U.S. officials must fight the very American desire to Do Something. We want people the world over to enjoy political liberty and economic prosperity. We want to help them succeed. But social engineering is hard enough in the United States. Transcending differences in culture, tradition, history, religion, ethnicity politics and more makes the international task even more daunting. Moreover, people want to rule themselves. They will always be skeptical of outsiders who show up seeking to direct events. Taking public positions proves even more painful when hypocrisy becomes obvious.
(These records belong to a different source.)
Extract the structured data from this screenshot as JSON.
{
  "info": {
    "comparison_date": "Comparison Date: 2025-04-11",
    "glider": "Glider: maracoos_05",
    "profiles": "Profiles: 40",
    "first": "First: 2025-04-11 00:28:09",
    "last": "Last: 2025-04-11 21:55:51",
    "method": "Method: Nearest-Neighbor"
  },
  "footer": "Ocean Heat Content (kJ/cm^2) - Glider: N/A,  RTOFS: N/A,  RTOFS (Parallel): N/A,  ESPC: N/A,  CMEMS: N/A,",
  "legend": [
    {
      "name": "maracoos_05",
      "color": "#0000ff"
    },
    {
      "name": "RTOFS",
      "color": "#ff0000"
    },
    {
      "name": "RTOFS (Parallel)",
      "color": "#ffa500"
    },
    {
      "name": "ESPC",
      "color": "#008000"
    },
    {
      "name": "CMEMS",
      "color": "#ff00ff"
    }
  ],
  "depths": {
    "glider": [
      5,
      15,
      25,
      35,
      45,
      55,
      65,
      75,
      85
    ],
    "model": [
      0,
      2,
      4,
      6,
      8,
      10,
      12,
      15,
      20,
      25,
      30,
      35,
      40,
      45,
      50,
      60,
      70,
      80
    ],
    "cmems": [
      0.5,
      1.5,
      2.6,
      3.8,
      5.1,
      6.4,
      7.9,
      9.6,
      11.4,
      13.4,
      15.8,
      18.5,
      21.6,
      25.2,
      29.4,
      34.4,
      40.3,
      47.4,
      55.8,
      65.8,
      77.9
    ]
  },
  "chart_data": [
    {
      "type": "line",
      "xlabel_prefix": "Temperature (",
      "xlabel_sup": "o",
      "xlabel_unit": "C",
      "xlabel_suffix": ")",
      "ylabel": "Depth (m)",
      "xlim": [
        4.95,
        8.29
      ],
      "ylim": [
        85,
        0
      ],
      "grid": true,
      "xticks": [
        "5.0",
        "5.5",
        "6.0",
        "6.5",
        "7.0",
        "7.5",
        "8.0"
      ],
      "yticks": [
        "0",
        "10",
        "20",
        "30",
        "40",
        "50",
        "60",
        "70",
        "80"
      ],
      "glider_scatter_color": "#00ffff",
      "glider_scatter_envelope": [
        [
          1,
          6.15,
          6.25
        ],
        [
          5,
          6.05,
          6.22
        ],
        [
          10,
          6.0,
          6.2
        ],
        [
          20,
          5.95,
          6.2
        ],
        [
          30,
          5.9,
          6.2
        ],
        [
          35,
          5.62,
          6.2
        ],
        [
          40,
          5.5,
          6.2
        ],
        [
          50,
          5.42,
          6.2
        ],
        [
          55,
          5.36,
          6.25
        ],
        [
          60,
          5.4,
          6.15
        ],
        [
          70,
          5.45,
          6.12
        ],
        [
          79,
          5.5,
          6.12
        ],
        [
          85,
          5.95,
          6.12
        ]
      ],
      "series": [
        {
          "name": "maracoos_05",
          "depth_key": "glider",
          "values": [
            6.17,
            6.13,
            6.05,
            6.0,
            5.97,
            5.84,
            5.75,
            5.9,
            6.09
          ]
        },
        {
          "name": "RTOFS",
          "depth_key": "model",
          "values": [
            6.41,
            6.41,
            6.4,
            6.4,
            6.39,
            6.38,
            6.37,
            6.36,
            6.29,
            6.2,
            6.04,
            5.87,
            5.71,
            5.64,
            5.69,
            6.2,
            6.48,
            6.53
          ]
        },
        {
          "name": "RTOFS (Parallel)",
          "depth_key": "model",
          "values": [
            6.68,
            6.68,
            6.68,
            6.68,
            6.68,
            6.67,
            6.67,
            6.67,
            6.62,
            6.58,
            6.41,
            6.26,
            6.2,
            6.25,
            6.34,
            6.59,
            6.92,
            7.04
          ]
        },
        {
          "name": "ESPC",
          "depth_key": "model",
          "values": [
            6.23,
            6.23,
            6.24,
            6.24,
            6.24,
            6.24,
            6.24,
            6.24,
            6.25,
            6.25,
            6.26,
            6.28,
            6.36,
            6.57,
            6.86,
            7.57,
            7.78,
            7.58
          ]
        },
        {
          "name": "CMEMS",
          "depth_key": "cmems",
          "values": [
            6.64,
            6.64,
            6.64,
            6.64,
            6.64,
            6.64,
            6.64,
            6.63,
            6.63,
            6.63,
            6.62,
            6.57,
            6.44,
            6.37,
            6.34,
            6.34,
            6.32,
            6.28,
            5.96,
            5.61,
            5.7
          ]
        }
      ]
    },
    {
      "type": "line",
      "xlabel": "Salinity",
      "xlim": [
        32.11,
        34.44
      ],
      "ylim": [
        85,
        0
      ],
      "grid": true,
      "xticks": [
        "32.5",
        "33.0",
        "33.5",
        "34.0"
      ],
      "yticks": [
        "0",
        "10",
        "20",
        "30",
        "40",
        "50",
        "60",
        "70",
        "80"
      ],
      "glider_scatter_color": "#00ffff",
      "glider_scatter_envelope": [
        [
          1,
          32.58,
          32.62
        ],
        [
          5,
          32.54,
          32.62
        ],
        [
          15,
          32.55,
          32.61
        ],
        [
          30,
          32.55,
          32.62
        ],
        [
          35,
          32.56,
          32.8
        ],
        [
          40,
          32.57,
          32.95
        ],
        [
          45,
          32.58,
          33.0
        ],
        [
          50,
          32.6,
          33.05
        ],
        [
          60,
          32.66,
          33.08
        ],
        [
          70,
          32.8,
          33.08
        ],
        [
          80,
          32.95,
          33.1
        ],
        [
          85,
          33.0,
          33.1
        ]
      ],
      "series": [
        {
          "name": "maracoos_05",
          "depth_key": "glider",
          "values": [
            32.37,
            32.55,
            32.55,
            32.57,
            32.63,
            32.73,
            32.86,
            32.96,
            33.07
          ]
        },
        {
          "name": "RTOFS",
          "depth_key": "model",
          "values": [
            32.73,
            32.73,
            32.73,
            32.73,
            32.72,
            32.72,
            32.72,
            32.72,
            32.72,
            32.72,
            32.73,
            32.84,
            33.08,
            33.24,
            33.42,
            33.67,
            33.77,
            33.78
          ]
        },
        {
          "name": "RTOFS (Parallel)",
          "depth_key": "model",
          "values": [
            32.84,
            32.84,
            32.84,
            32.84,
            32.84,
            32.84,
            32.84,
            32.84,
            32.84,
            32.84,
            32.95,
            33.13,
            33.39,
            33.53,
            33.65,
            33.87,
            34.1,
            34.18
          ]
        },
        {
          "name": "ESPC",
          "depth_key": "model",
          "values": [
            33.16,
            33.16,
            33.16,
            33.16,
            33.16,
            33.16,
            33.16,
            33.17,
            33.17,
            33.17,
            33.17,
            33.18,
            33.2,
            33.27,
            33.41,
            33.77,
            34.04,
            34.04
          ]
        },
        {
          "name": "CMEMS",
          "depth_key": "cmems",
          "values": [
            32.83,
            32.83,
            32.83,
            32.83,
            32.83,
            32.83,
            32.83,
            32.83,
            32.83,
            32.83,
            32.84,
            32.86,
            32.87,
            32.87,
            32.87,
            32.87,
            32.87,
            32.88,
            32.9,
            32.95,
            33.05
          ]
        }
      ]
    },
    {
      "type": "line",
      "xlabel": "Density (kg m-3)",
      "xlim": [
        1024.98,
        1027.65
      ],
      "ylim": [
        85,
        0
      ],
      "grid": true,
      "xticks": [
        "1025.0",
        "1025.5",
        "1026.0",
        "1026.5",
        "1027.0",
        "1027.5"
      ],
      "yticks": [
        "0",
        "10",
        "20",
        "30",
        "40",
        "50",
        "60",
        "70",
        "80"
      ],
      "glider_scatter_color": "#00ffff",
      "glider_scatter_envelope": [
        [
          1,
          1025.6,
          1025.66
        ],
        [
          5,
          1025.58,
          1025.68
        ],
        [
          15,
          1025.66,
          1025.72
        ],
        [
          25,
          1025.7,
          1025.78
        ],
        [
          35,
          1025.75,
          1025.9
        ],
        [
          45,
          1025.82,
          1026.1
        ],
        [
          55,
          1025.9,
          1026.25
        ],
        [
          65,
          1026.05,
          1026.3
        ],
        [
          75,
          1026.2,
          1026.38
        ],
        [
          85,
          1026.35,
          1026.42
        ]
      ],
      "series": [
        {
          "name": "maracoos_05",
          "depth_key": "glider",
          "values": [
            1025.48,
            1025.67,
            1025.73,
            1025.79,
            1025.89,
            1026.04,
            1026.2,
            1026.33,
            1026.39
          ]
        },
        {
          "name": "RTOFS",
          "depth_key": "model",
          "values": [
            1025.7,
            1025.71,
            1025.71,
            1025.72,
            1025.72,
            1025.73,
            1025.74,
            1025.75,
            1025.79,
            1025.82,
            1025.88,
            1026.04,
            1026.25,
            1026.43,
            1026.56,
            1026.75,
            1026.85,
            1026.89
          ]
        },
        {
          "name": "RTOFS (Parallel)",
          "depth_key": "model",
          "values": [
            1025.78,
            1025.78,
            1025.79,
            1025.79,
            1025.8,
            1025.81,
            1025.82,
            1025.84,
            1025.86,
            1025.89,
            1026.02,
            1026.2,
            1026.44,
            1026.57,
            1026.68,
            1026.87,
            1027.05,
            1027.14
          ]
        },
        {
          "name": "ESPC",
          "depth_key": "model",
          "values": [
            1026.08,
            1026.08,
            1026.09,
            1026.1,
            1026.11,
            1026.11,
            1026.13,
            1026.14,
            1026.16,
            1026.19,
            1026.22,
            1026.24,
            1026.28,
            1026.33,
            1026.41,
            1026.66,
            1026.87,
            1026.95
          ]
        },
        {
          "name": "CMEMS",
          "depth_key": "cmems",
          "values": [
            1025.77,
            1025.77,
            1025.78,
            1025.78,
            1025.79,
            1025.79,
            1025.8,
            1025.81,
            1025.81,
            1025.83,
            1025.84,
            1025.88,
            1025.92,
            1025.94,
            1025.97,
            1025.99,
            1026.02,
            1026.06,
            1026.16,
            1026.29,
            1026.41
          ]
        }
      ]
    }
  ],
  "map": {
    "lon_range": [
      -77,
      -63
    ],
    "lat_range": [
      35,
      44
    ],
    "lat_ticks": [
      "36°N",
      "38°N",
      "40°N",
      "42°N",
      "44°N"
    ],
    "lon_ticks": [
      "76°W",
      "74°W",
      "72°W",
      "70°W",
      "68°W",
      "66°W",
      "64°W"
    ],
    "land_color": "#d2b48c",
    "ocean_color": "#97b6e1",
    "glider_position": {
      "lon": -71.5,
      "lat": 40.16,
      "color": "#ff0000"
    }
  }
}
There’s a perfectly understandable realpolitik reason for Washington to prefer Saudi tyranny to Iranian tyranny, but if U.S. officials are preaching democracy around the globe, bombing some regimes and criticizing others, it’s not easy to explain why Washington doesn’t care if the Saudi (and now Bahraini) people suffer under tyranny. A more modest — and quiet — approach would allow American officials to adapt to practical reality without so obviously compromising fundamental principles.
When the next crisis erupts somewhere around the globe, the president might helpfully respond: “Who cares?” The point is not that Americans shouldn’t care about tragedy elsewhere as human beings. But Americans shouldn’t automatically care as a matter of government policy.
This truly would be an unnatural reaction in Washington. But it would be a far better strategy than what passes for foreign policy in the Obama administration.